Bence demokrasiyi kitlelerin nezaketi belirliyor. Sanal dünyanın nezaketini ölçüp karar verebiliriz.


- Kutuplaştırıyor mu?

Kutuplaştırılmışların sanal dünyadaki savaşını yansıtıyor.

Atlet milli giysimiz

- Adalet Yürüyüşü, Adalet Kurultayı... Yeni muhalefet biçimi böyle sürecek mi? 

Bu bir sinerji. Adalet Yürüyüşü’müzle beraber toplumun vicdanını buluşturuyoruz. Bu ikinci adımımız. Türkiye’de mahkeme ve hukuk kalmadığı için, bizim elimizde de adımlarımız vardı. Adımlarımızı kullanıyoruz. 


- Sayın Kılıçdaroğlu’nun atletli fotoğrafını gördüğünüzde ne düşündünüz? 

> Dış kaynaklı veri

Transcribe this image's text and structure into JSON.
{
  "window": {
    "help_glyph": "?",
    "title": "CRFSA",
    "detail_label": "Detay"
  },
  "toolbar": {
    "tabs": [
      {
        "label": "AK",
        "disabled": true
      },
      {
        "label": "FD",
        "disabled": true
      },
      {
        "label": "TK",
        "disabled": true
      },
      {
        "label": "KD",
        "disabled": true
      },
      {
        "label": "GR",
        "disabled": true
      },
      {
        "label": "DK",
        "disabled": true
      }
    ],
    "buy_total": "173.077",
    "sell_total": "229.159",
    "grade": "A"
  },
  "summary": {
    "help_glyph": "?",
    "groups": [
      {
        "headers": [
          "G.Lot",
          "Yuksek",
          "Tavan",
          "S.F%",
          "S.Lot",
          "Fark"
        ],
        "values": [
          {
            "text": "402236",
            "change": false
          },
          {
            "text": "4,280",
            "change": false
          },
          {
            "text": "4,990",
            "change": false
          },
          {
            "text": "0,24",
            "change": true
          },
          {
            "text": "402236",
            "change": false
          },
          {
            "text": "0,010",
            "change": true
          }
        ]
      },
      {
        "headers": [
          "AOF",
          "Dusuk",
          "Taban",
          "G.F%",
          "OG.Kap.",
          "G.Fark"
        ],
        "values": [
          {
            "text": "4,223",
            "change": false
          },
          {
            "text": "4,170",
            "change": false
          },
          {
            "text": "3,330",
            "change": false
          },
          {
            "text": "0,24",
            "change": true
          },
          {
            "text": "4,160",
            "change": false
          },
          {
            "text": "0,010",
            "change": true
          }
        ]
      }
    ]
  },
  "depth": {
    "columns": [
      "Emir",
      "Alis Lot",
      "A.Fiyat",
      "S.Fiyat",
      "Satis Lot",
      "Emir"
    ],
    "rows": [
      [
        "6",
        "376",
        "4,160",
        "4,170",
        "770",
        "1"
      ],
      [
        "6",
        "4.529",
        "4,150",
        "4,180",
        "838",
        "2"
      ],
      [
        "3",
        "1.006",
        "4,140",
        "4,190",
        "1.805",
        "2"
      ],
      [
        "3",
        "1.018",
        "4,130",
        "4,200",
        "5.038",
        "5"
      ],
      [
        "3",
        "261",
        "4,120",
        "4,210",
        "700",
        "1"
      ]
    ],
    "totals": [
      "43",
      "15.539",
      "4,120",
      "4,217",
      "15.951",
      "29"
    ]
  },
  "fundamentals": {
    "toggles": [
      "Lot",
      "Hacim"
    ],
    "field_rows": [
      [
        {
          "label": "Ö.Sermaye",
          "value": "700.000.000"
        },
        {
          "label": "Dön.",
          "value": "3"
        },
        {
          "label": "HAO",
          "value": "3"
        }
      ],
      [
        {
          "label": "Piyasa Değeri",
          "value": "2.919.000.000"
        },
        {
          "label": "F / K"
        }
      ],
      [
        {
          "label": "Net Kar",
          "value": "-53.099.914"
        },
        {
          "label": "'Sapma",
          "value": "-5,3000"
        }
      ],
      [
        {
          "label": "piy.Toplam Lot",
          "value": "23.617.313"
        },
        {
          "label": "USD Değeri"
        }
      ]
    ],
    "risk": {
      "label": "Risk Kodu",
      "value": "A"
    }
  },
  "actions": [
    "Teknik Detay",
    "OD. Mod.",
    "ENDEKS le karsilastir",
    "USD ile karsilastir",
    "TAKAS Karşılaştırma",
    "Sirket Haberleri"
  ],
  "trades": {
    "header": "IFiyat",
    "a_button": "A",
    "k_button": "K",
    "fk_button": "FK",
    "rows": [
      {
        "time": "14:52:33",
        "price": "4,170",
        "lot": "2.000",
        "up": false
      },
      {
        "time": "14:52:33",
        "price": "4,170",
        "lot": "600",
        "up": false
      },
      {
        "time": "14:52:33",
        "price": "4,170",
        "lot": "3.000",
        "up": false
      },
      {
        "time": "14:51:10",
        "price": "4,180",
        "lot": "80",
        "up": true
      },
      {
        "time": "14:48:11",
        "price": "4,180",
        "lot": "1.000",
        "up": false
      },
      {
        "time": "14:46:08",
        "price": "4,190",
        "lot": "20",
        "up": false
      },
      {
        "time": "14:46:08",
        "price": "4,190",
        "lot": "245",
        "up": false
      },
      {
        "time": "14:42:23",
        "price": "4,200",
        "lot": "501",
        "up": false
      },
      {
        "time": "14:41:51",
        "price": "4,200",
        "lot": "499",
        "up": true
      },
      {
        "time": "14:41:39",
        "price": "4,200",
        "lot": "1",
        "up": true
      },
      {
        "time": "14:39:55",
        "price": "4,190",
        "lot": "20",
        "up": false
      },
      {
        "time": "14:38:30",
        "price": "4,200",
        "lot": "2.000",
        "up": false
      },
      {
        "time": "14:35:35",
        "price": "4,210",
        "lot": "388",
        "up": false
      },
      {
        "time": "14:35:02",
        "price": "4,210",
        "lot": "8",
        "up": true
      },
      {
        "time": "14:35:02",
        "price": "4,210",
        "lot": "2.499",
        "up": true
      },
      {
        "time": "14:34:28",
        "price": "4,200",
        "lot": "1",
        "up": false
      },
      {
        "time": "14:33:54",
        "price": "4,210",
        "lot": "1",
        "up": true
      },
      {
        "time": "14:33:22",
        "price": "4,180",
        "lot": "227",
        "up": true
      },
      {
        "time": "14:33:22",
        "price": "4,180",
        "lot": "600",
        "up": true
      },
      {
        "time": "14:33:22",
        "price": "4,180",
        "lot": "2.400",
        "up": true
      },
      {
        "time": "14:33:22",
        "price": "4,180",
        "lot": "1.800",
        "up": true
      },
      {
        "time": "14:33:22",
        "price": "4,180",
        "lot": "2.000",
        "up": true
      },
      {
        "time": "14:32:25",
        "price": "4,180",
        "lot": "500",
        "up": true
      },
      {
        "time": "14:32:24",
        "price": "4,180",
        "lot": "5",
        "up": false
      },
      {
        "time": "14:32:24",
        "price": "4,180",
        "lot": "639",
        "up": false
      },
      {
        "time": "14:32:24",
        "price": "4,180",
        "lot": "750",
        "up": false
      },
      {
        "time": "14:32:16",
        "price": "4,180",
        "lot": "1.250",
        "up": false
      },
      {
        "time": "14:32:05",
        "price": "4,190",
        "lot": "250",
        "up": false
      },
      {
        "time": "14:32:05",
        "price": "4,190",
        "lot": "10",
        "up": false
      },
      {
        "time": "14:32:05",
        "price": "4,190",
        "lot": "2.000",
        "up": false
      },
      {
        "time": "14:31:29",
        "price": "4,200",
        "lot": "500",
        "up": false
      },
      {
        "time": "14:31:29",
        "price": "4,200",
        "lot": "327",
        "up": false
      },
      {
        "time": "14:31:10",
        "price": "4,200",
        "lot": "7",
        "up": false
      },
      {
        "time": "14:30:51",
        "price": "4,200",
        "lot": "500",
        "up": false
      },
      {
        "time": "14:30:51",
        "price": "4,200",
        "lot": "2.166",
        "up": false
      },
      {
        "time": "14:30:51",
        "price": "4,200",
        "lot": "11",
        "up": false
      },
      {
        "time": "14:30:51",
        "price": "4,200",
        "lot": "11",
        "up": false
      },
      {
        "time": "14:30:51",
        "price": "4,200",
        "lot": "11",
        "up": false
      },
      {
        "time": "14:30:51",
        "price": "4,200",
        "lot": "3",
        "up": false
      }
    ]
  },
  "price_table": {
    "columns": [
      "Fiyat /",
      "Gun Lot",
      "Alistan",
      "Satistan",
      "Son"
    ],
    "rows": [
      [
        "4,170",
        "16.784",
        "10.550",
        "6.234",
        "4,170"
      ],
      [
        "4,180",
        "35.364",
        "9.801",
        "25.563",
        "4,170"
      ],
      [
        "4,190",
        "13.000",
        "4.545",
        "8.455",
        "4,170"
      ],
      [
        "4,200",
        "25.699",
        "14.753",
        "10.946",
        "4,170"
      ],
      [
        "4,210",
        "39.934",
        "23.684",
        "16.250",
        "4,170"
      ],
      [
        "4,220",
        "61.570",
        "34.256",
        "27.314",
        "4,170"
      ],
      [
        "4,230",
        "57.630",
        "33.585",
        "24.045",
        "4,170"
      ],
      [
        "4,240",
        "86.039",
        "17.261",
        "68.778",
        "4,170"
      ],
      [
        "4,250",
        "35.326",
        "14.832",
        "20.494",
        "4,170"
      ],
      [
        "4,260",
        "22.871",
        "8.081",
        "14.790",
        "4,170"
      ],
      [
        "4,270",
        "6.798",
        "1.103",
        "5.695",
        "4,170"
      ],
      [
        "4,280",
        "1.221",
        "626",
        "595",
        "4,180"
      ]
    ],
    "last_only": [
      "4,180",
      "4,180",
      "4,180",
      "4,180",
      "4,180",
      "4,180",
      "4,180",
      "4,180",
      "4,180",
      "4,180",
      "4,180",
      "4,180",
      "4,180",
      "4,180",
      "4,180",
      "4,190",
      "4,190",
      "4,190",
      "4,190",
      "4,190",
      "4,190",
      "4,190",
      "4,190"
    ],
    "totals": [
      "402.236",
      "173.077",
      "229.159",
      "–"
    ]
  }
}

Ben her zaman doğala en yakın durmanın en doğru duruş olduğuna inanırım. Türkiye’de de atleti olmayan bir erkek olmadığını düşünüyorum. Türk erkeği atletli olur. Yani en doğalı olduğunu düşünüyorum. Atlet bizim milli giysimizdir. Bunda tartışacak bir şey göremiyorum. 


- Yeni bir parti kuruluyor. genel başkanı bir kadın, Meral Akşener... 

Cesaret karşısında her zaman saygıyla eğilirim. Meral Hanım’ın cesaretini bir kez daha buradan kutlarım.